И таких способов целовать существовало еще много, а каждый способ имел к тому же еще и свои оттенки. По тому, как мужчина целует женщину, последняя знает, что обещает ей его любовь. "Мужчина любит, как целует". И так как на это направлено "высшее любопытство женщины", то каждая в конце концов не прочь, чтобы ее целовали, даже в том случае, когда она хочет остаться верной любовнику или мужу. "Невинный поцелуй - не грех".

Поцелуй в уста в эту эпоху неотделим от желания пробудить в том, кого целуешь, чувственное желание. Поэтому мать даже в порыве бурной радости целует своего ребенка не в губы, а в щеку, глаза или лоб. Это поцелуй дружбы, поцелуй нежности, чуждый всего полового.

Права рук ни в чем не уступают правам губ в деле взаимного флирта. И что особенно характерно, эти права также дифференцируются и подробнейшим образом описываются. В особенности к действенному флирту возбуждает грудь женщин и девушек. "Грудь женщины - мыс блаженства, к которому простираются руки каждого мужчины". Кажется, нет ни одного поэта эпохи, который не облек бы это желание в ясные выражения. Так, Гофмансвальдау говорит в одном стихотворении о том, как он при виде спавшей возлюбленной Лесбии прежде всего почувствовал желание прикоснуться рукой к ее обнаженной груди. А Другой поэт, Грессель, мотивирует подобное желание тем, что ведь блохе предоставлено то же право.

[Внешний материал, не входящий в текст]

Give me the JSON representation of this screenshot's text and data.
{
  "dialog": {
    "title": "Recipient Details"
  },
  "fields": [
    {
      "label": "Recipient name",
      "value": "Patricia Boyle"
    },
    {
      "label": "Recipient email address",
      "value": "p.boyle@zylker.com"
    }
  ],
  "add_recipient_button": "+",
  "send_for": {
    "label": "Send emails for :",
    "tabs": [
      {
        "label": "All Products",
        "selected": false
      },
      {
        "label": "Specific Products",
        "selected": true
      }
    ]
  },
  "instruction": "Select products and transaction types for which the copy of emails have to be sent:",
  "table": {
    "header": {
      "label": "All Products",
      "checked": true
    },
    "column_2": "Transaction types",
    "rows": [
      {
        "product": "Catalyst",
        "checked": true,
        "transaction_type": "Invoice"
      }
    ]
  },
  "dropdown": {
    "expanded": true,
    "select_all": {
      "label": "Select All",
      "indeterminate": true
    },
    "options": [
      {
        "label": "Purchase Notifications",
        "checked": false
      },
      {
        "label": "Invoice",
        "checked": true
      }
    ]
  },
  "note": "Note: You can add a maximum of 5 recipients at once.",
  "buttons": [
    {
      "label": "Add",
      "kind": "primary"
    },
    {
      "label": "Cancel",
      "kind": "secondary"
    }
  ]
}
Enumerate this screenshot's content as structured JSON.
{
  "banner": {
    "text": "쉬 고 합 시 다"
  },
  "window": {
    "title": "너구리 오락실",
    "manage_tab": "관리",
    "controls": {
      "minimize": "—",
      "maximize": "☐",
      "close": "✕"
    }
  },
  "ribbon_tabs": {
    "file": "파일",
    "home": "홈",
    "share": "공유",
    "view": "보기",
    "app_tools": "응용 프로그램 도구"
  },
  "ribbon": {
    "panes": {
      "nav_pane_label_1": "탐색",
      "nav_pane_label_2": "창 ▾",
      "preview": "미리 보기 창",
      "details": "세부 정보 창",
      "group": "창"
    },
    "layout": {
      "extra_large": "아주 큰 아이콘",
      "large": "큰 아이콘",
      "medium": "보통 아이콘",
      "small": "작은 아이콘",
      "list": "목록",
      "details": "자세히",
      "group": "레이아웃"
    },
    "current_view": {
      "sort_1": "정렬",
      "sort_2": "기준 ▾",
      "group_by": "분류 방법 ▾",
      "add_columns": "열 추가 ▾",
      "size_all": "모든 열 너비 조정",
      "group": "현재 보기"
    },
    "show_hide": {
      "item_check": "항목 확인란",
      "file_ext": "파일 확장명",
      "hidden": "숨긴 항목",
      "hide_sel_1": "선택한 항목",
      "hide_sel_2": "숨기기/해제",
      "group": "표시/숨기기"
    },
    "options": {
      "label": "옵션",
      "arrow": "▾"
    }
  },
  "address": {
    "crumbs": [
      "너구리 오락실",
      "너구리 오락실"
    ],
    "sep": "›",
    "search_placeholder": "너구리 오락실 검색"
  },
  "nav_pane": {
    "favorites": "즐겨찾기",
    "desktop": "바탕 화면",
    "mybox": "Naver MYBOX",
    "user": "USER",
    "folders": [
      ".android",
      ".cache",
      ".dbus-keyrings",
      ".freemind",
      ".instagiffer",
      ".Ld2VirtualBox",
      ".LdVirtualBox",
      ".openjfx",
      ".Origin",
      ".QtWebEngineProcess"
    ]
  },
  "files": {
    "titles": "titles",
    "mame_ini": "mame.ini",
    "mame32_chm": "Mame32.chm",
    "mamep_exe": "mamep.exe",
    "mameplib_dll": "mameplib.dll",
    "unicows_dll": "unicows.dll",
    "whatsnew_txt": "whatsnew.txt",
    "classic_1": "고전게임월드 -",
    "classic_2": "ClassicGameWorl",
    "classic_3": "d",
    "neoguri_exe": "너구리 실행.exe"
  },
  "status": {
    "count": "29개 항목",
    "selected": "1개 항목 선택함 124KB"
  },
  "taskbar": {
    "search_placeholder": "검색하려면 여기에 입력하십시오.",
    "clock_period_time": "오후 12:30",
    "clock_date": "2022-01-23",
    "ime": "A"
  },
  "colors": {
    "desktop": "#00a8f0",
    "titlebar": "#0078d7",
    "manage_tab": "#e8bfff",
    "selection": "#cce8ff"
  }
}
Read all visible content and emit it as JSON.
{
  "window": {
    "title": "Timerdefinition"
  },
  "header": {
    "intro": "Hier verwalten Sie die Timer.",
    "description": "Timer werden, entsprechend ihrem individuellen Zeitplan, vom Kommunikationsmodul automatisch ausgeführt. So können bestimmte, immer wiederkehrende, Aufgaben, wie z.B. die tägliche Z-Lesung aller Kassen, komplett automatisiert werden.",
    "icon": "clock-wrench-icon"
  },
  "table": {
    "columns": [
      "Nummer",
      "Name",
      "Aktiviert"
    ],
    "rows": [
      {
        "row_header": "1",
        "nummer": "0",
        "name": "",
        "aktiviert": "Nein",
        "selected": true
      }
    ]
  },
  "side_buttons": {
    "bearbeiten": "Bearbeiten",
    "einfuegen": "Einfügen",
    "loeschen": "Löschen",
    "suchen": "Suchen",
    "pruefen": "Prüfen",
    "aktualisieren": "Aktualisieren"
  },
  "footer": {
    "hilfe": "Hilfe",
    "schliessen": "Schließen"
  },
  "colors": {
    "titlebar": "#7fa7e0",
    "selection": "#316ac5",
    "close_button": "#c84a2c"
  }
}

Если из указанных стихотворений видно, что мужчина позволял себе подобные интимные шутки чуть не при первом же знакомстве, то ряд других стихотворений эпохи доказывает, что противодействие, которое они встречали со стороны женщины, обыкновенно лишь видимое, и потому ее взоры противоречат так же часто ее словам. "Твои глаза творят "да", когда твои уста говорят "нет " *, - говорится во французском стихотворении "Duo" ("Двое". - Ред.), описывающем все виды флирта, приводящего в конце концов к полному сближению. Возлюбленная не стыдится и сама провоцирует любовника к подобным выходкам, как видно из одного стихотворения упомянутого Гресселя. Впрочем, мужчина не довольствуется этими правами, а стремится проникнуть в самые сокровенные области.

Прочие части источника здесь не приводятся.